All this has denied to me and to my wife, Commissioner Helen Clifton, the privilege of being present with you in person today. I am deeply grateful to Commissioner Barry Swanson and Commissioner Sue Swanson for agreeing to travel from London, England, to be with you all as our personal representatives. I have asked Commissioner Barry Swanson, as second in command of the Army world, to speak for me as you meet.
I send you warmest personal greetings. I record also my personal sense of deep sorrow and regret at the events of the past which are being remembered today. I know that these events are constant memories for you all and in many cases also for your loved ones. I am grateful for this opportunity to speak on behalf of The Salvation Army to men and women who were children in the care of The Salvation Army in years past. I want to thank Jim Luthy for the courage to write to me and initiate the idea that has culminated in this gathering. I acknowledge the support of CLAN (Care Leavers Australia Network) in working toward this day. The territorial leaders of The Salvation Army in Australia: Commissioner Linda Bond and Commissioner Raymond Finger are also here to show their support on this significant occasion.

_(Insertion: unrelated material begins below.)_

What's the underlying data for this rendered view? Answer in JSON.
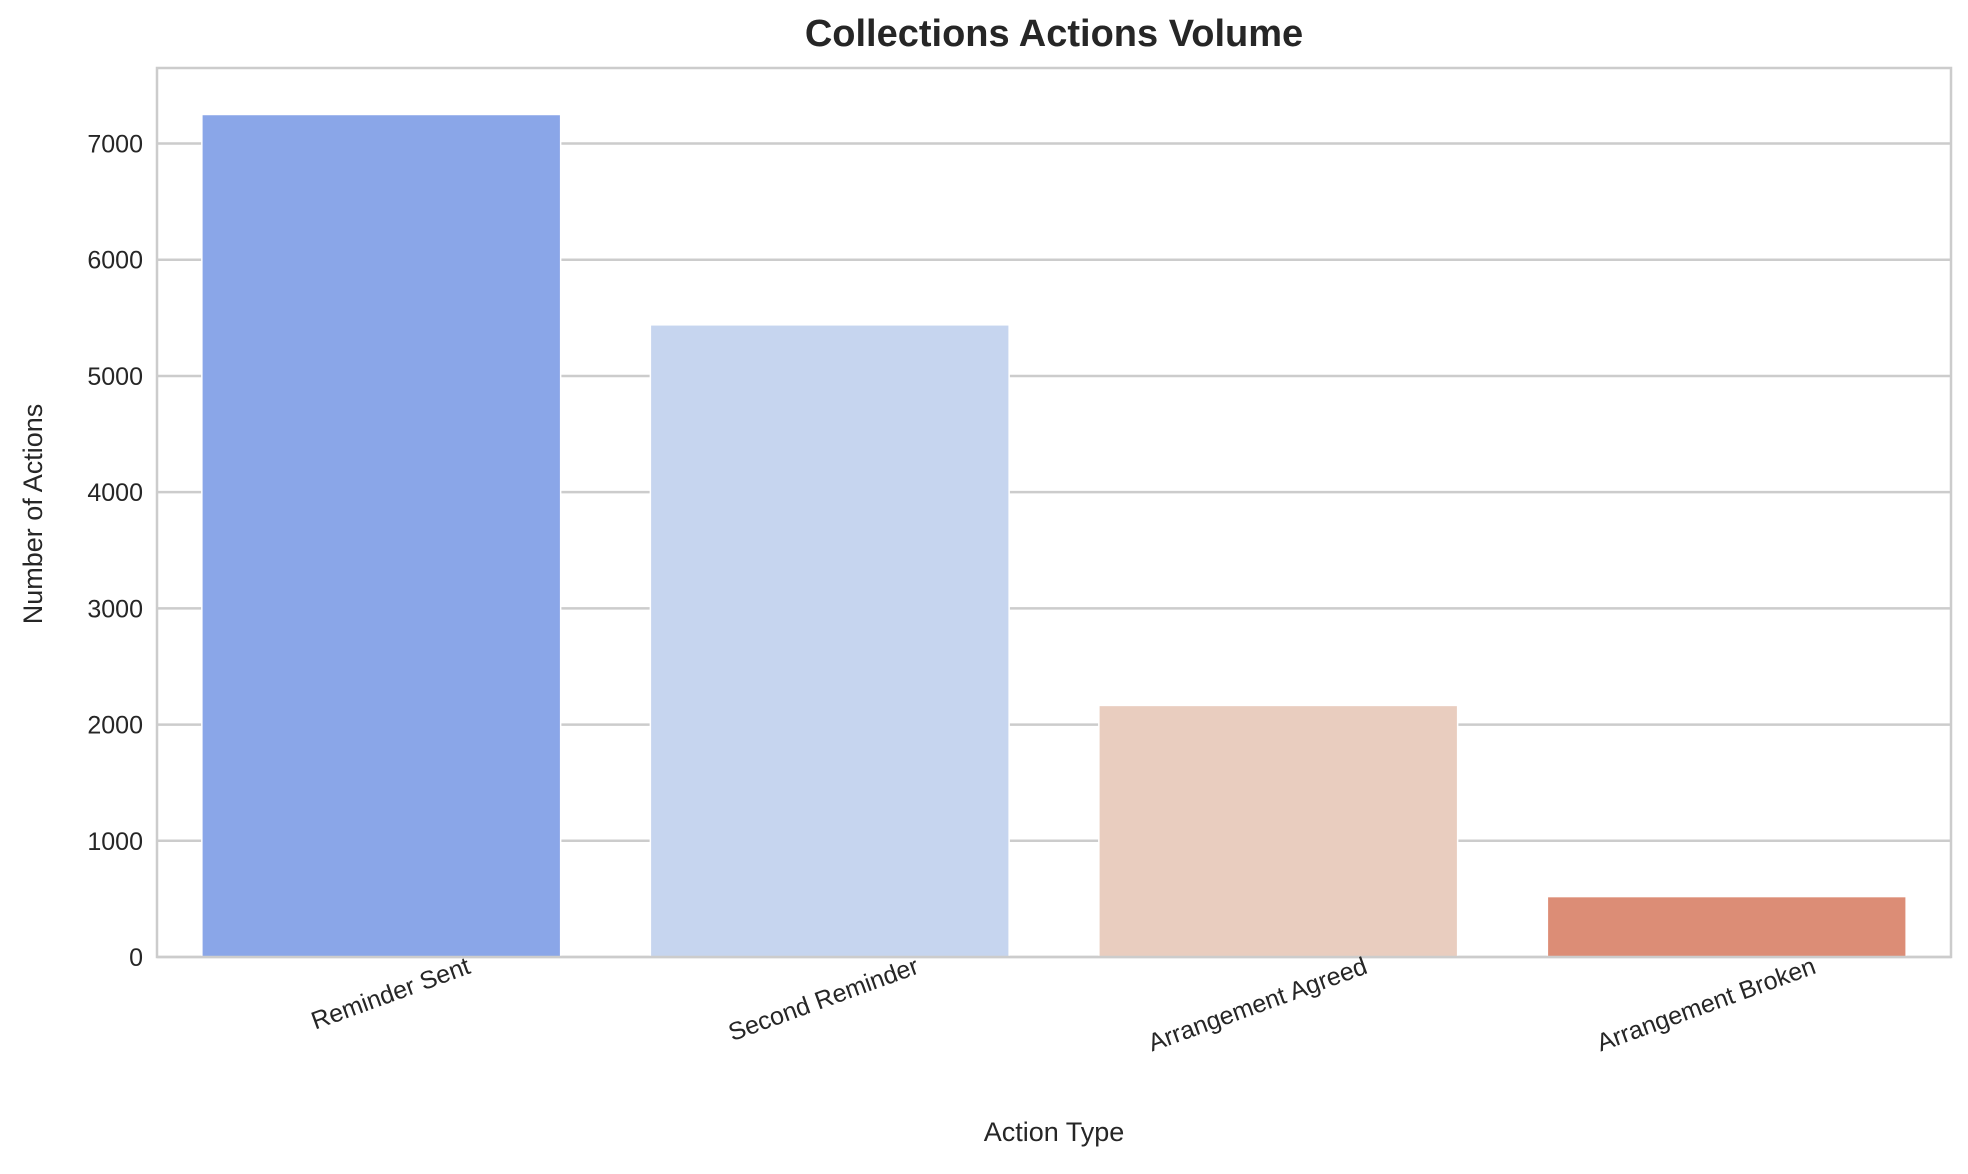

Between 1894 and the early 1990’s, The Salvation Army operated children's homes throughout Australia. During those years, over 30 thousand children were cared for in over 55 Salvation Army homes staffed by more than 3,000 Officers and employees. Some children were only infants, many were young teenagers. Some were with us briefly, others for their whole childhood. There were many and varied circumstances that led to these children being placed in our care.

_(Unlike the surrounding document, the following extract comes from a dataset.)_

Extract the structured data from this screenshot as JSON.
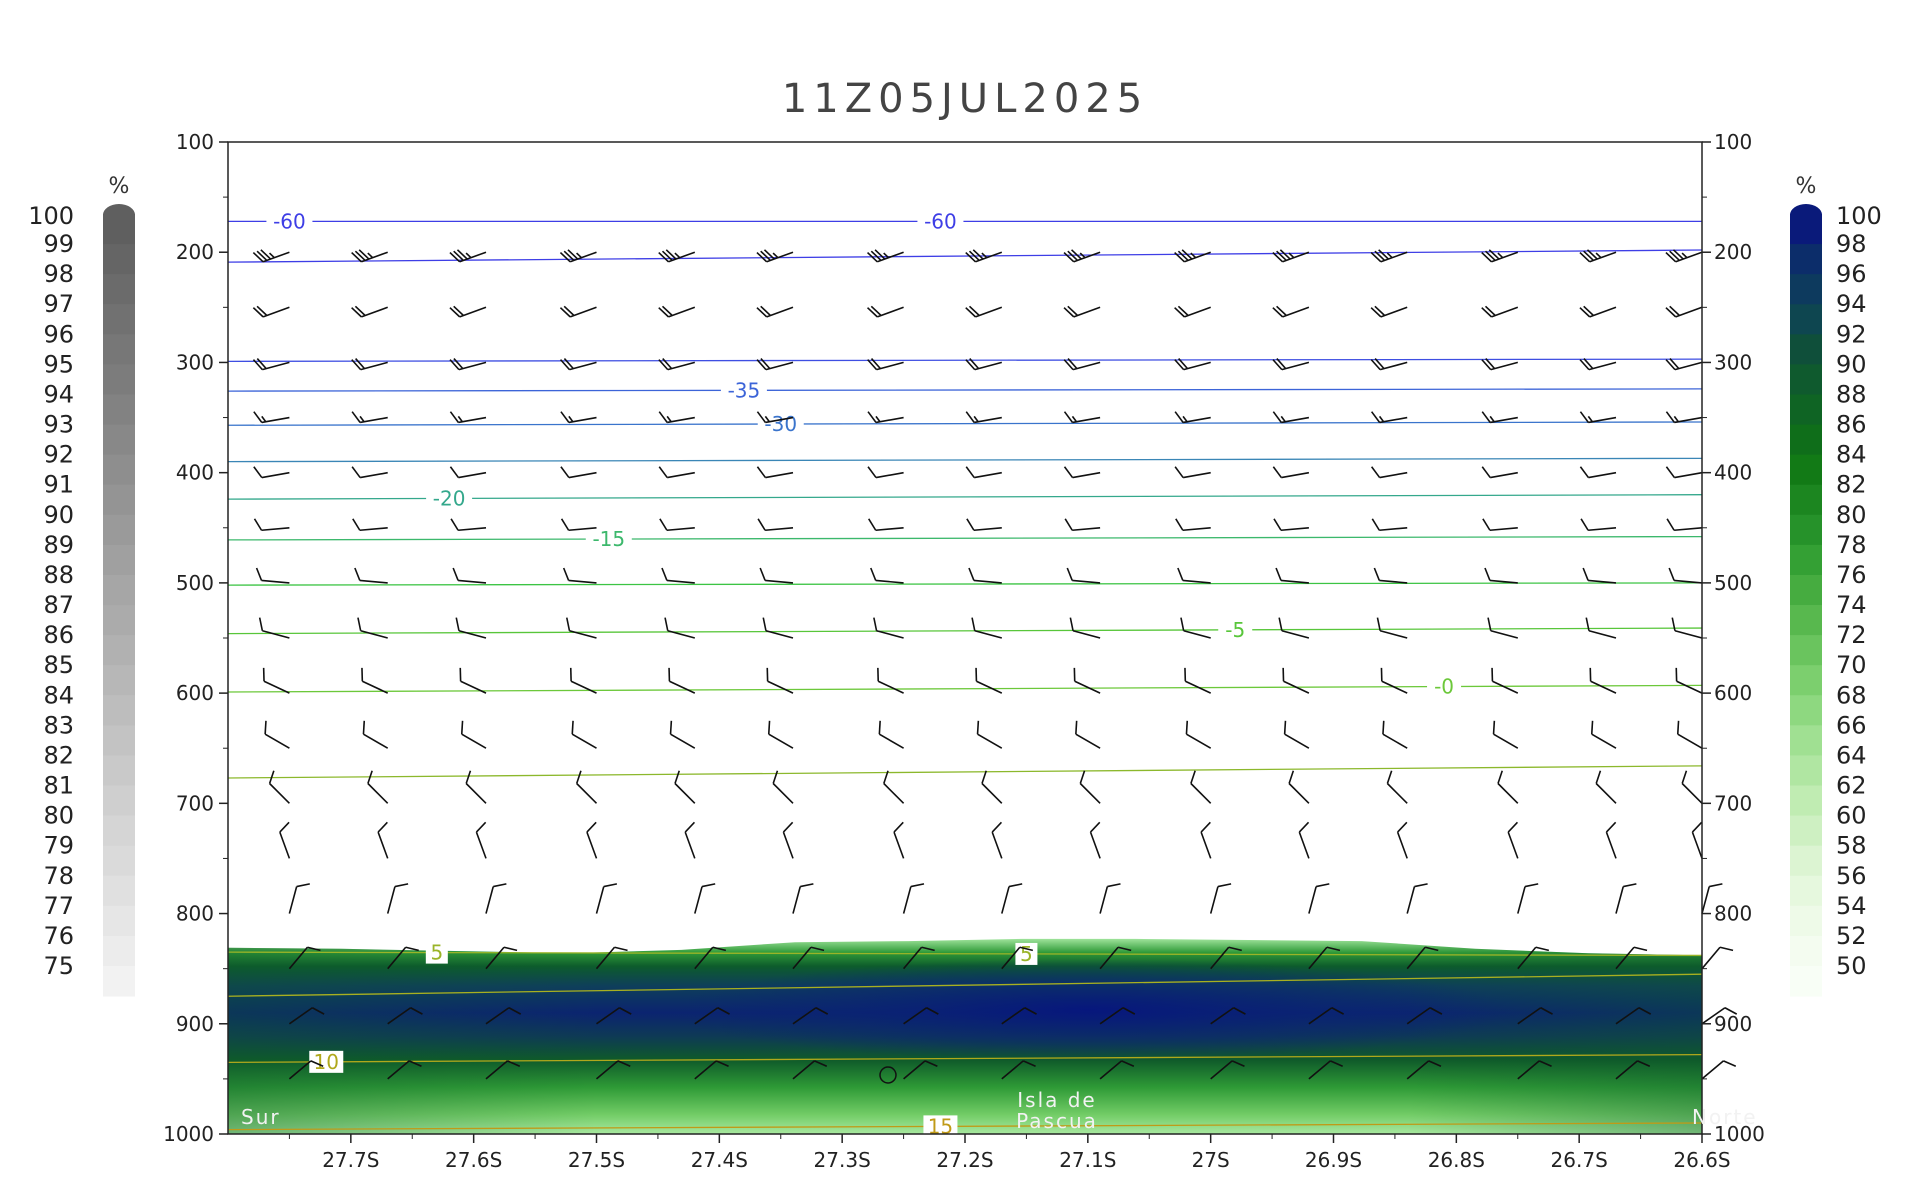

To our great regret, some of these children did not benefit from their experience and were not well cared for by our staff. We acknowledge that at certain times in our history, the atmosphere in some homes was rigid, harsh, and authoritarian. Many children did not experience the gentleness of love that they needed. Some children suffered abuse and deprivation. As a result their stories are full of hurt, rejection, discouragement and a failure to realise potential.
As the International Leader of The Salvation Army, I express to all Australian care leavers, our deepest sorrow for these failures and hurts. The Salvation Army offers you our heartfelt apology. To you all, we say 'Sorry.'
That greater love was not given when you were so vulnerable - we are sorry.